Créer une guitare de A à Z
Compton au boulot: Le luthier Pierre Barrellon
Natif de la France, le luthier Pierre Barrellon est arrivé au Québec il y a dix ans. Il a vécu un temps à Québec, puis à Scott (Beauce), avant de déménager en Estrie. Depuis plus de deux ans, il est avec sa conjointe Laetitia, et leurs quatre enfants, en processus de reprise des Jardins La Val’heureuse. Au même endroit, son atelier a été aménagé pour lui permettre de poursuivre son métier avec passion et dévouement.
Parlez-nous de votre parcours.
Disons que j’ai porté plusieurs chapeaux. Je joue de la guitare depuis mes huit ans, le premier grand amour de ma vie! Dans le village où habitaient mes grands-parents, il y avait un luthier, spécialisé en guitare. J’allais lui rendre visite chaque fois que j’étais dans le coin. C’est là que j’ai développé un intérêt pour ce métier. Vers mes 15-16 ans, je lui ai demandé pour faire un stage avec lui, mais il a malheureusement refusé. J’ai donc mis ce projet de côté et j’ai finalement fait mes études en biologie, en me spécialisant dans l’écologie et le comportement animal. J’ai travaillé dans ce domaine quelques années avant de rencontrer ma conjointe et d’avoir le projet avec elle de venir vivre au Québec. Rendu ici, j’ai pris du temps dans mon rôle de père, puis j’ai développé une carrière artistique en photographie. Je donnais aussi des formations, j’avais ma chambre noire commerciale à Québec et j’offrais des services de photographie. En 2020, j’ai rencontré un autre luthier et j’ai fait une « rechute » dans ce domaine. J’ai donc suivi une formation à l’École nationale de lutherie de Québec. Je vis de cette passion depuis, donc je répare et je crée des guitares.
Est-ce que votre parcours varié laisse une trace sur votre métier de luthier?
En effet, je me suis rendu compte qu’être luthier rassemblait beaucoup de compétences que j’avais développées au fil de mon parcours. L’approche scientifique est importante pour moi, et je l’applique beaucoup en lutherie. Il faut comprendre relativement en profondeur les caractéristiques des matériaux et le fonctionnement de la guitare, puis intégrer à la fabrication, comme à la réparation, un certain nombre de tests « physiques ». Bref, il y a beaucoup de prises de mesures, de rigueur dans l’approche, donc mon passé de biologiste m’a bien aidé de ce côté. Tout comme pour l’acoustique qui n’existe que parce que nous avons des oreilles! De plus, les aspects esthétiques et artistiques, qui ne sont pas toujours nécessaires dans le domaine de la lutherie, demeurent importantes dans mon processus à moi, ancien photographe. J’aime cette recherche esthétique et d’apporter quelque chose d’inédit à ma création.
Quels sont les défis dans votre travail?
En lutherie, nous sommes dans cette contrainte de produire un objet qui a une utilité expressive. C’est une sorte de mise en abîme de faire quelque chose d’artistique, mais qui doit être fonctionnel pour qu’une personne en fasse une utilisation artistique. On se questionne donc continuellement sur la structure et la forme. On veut produire un instrument résistant, mais on ne le veut pas trop solide ou rigide, car il ne sonnera pas bien. Il faut trouver cet équilibre en gérant plein de petits paramètres et donc gérer cette frustration de ne jamais atteindre parfaitement l’ensemble de nos objectifs, comme dans n’importe quel métier d’art.
Que vous apportent la réparation et la création d’un instrument?

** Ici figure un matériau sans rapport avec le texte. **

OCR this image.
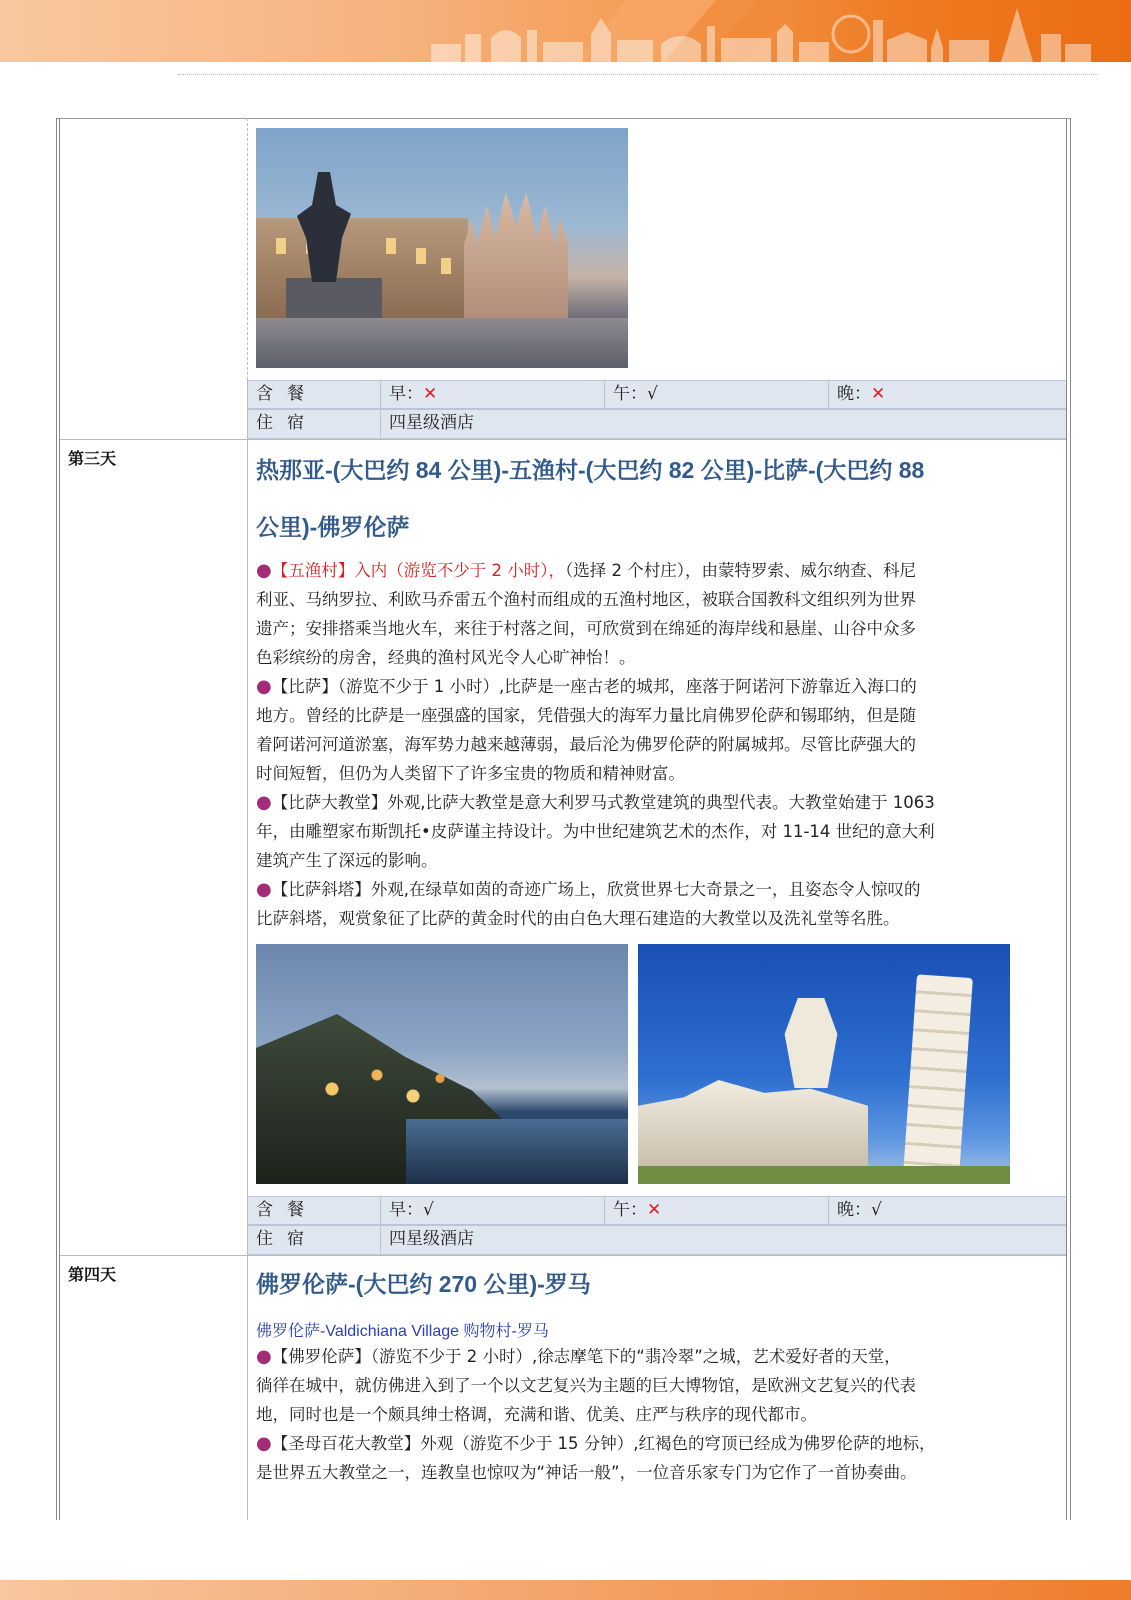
含餐	早：✕	午：√	晚：✕
住宿	四星级酒店
第三天	热那亚-(大巴约 84 公里)-五渔村-(大巴约 82 公里)-比萨-(大巴约 88
公里)-佛罗伦萨
●【五渔村】入内（游览不少于 2 小时），（选择 2 个村庄），由蒙特罗索、威尔纳查、科尼
利亚、马纳罗拉、利欧马乔雷五个渔村而组成的五渔村地区，被联合国教科文组织列为世界
遗产；安排搭乘当地火车，来往于村落之间，可欣赏到在绵延的海岸线和悬崖、山谷中众多
色彩缤纷的房舍，经典的渔村风光令人心旷神怡！。
●【比萨】（游览不少于 1 小时）,比萨是一座古老的城邦，座落于阿诺河下游靠近入海口的
地方。曾经的比萨是一座强盛的国家，凭借强大的海军力量比肩佛罗伦萨和锡耶纳，但是随
着阿诺河河道淤塞，海军势力越来越薄弱，最后沦为佛罗伦萨的附属城邦。尽管比萨强大的
时间短暂，但仍为人类留下了许多宝贵的物质和精神财富。
●【比萨大教堂】外观,比萨大教堂是意大利罗马式教堂建筑的典型代表。大教堂始建于 1063
年，由雕塑家布斯凯托•皮萨谨主持设计。为中世纪建筑艺术的杰作，对 11-14 世纪的意大利
建筑产生了深远的影响。
●【比萨斜塔】外观,在绿草如茵的奇迹广场上，欣赏世界七大奇景之一，且姿态令人惊叹的
比萨斜塔，观赏象征了比萨的黄金时代的由白色大理石建造的大教堂以及洗礼堂等名胜。
含餐	早：√	午：✕	晚：√
住宿	四星级酒店
第四天	佛罗伦萨-(大巴约 270 公里)-罗马
佛罗伦萨-Valdichiana Village 购物村-罗马
●【佛罗伦萨】（游览不少于 2 小时）,徐志摩笔下的“翡冷翠”之城，艺术爱好者的天堂，
徜徉在城中，就仿佛进入到了一个以文艺复兴为主题的巨大博物馆，是欧洲文艺复兴的代表
地，同时也是一个颇具绅士格调，充满和谐、优美、庄严与秩序的现代都市。
●【圣母百花大教堂】外观（游览不少于 15 分钟）,红褐色的穹顶已经成为佛罗伦萨的地标，
是世界五大教堂之一，连教皇也惊叹为“神话一般”，一位音乐家专门为它作了一首协奏曲。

Il y a une égale importance pour moi entre créer un instrument et rendre vie à un instrument qui existe déjà. Cela évite de le jeter, évidemment, mais permet aussi de préserver sa mémoire. Je suis convaincu qu’un objet aussi sensible qu’un instrument de musique porte une espèce de mémoire. C’est quelque chose qui m’intéresse, et puis faire partie de l’histoire de cet objet me motive. En plus, la réparation m’aide à mieux comprendre l’instrument. Plus j’en répare, plus je comprends ce qui a tendance à casser dans une guitare, comment elle est manipulée par le musicien, etc. Bref, c’est très formateur. La création d’un instrument, c’est complètement différent. On part de zéro, donc on se met beaucoup plus en danger. On a la responsabilité totale de ce qui adviendra, de la réussite ou non de l’objet final. Chaque nouvelle guitare est une nouvelle aventure en fait. Au minimum, il faut mettre 150 heures par instrument, donc il faut être prêt à investir tout ce temps. C’est un métier très complet qui demande de la patience et de la vision, et qui correspond très bien à ma personnalité. C’est un métier-passion que j’aime partager avec les musiciens qui viennent me rencontrer à l’atelier!